Nation news, 23 April 2015

Method note. The newspaper was not delivered on 21 or 22 April due to heavy storms.

So far I’ve only been recording Gallipoli and WWI stories when they mention ethnicity, and therefore leaving most stories unrecorded because they do not discuss Australian soldiers’ generally British identification. Ethnicity is only mentioned with regard to minority identity, mainly Aborigines. The stories tell about discrimination during recruitment and post-war treatment. Considerable emphasis has been put on these themes, with an accommodating media being fed by the Aboriginal industry. The contrast with the overwhelmingly Anglo diggers could not be stronger. Their identification with Anglo Australia and with the Empire is not recorded. This despite the Australian Army being a volunteer force whose recruitment was driven by patriotism in addition to lust for adventure. Patriotism at that time had strong ethnic and Empire-loyalist strands. When commentators declare that Gallipoli consecrated the Australian nation, they are being selective and sometimes creative about what actually motivated the soldiers.

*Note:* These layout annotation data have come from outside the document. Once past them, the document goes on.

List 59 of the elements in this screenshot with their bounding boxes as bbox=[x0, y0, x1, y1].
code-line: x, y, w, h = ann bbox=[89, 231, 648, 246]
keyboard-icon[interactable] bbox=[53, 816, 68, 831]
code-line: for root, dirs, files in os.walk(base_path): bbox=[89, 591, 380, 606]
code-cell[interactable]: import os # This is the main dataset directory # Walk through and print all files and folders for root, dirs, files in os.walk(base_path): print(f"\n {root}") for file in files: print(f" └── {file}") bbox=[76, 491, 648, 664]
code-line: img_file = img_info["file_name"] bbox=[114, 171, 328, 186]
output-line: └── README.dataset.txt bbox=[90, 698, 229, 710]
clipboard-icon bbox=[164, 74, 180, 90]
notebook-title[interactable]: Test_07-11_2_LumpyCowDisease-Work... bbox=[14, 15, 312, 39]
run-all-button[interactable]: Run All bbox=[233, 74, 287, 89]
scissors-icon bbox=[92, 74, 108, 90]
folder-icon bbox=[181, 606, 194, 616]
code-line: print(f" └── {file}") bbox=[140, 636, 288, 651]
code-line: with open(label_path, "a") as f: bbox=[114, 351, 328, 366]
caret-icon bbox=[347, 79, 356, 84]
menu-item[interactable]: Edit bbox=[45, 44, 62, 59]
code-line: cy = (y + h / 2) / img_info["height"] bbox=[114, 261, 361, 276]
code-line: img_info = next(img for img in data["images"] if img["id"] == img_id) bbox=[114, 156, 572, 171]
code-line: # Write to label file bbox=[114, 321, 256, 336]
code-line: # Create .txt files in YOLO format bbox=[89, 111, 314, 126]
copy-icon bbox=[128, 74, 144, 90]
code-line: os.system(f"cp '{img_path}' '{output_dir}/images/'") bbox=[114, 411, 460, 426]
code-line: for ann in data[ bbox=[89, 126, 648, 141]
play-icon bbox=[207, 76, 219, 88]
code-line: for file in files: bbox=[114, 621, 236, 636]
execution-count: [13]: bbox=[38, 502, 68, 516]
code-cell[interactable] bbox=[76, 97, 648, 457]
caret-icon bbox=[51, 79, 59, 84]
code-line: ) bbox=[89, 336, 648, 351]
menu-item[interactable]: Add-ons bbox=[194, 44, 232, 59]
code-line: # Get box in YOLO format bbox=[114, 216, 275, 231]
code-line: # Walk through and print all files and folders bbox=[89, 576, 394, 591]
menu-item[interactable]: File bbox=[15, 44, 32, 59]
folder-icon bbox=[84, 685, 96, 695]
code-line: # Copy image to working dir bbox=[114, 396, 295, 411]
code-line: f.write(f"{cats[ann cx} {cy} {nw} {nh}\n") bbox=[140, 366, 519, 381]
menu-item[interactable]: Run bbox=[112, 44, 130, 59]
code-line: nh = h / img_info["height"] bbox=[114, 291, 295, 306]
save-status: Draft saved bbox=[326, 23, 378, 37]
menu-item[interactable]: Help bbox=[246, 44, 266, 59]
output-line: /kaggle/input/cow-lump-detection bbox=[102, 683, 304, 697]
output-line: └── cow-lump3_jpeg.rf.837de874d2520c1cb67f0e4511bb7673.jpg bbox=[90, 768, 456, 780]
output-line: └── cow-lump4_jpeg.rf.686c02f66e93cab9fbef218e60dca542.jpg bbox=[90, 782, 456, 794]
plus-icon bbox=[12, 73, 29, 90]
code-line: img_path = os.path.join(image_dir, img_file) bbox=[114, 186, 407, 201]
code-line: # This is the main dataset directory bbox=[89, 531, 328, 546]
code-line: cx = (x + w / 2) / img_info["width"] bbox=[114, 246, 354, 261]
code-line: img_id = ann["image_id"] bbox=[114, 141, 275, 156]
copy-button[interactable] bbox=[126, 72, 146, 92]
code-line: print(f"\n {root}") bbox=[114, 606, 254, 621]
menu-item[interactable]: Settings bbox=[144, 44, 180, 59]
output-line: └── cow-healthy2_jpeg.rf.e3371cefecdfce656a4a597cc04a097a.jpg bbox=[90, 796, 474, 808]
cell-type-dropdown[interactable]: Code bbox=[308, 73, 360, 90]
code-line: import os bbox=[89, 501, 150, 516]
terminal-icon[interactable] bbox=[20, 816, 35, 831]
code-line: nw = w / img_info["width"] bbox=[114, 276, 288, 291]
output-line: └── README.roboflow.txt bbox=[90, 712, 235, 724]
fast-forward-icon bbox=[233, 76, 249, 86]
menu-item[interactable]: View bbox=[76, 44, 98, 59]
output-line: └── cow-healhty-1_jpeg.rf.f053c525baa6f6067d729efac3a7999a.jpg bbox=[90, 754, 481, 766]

They are applying their own interpretation when they celebrate Gallipoli for affirming creedal nationalism and multiculturalism, doctrines that underpin what has been described as the cultural genocide of Anglo Australia through mass immigration. Anzacs are held to have fought for freedom and mateship. Small-group bonding is the strongest cohesive force in combat troops, but freedom? No evidence is presented of abstract concept of freedom motivated any Australian soldier. The freedom for which they fought was that of their nation and the British Empire. To accurately record Anzacs’ motivations should redouble our sense of tragedy because Anzacs did not fight and die for the extirpation of their nation as they conceived it. No wonder multiculturalist commentators criticise Anzac Day for being too Anglo and too white.

Despite the above, the omission of most Gallipoli stories has been an error because the event is an expression of Anglo-Australian identity, however the media and education system now represent it. The event forms the heart of the nation’s public ritual life. From now on Anzac stories will be recorded along with their orientation – creedal or ethnic.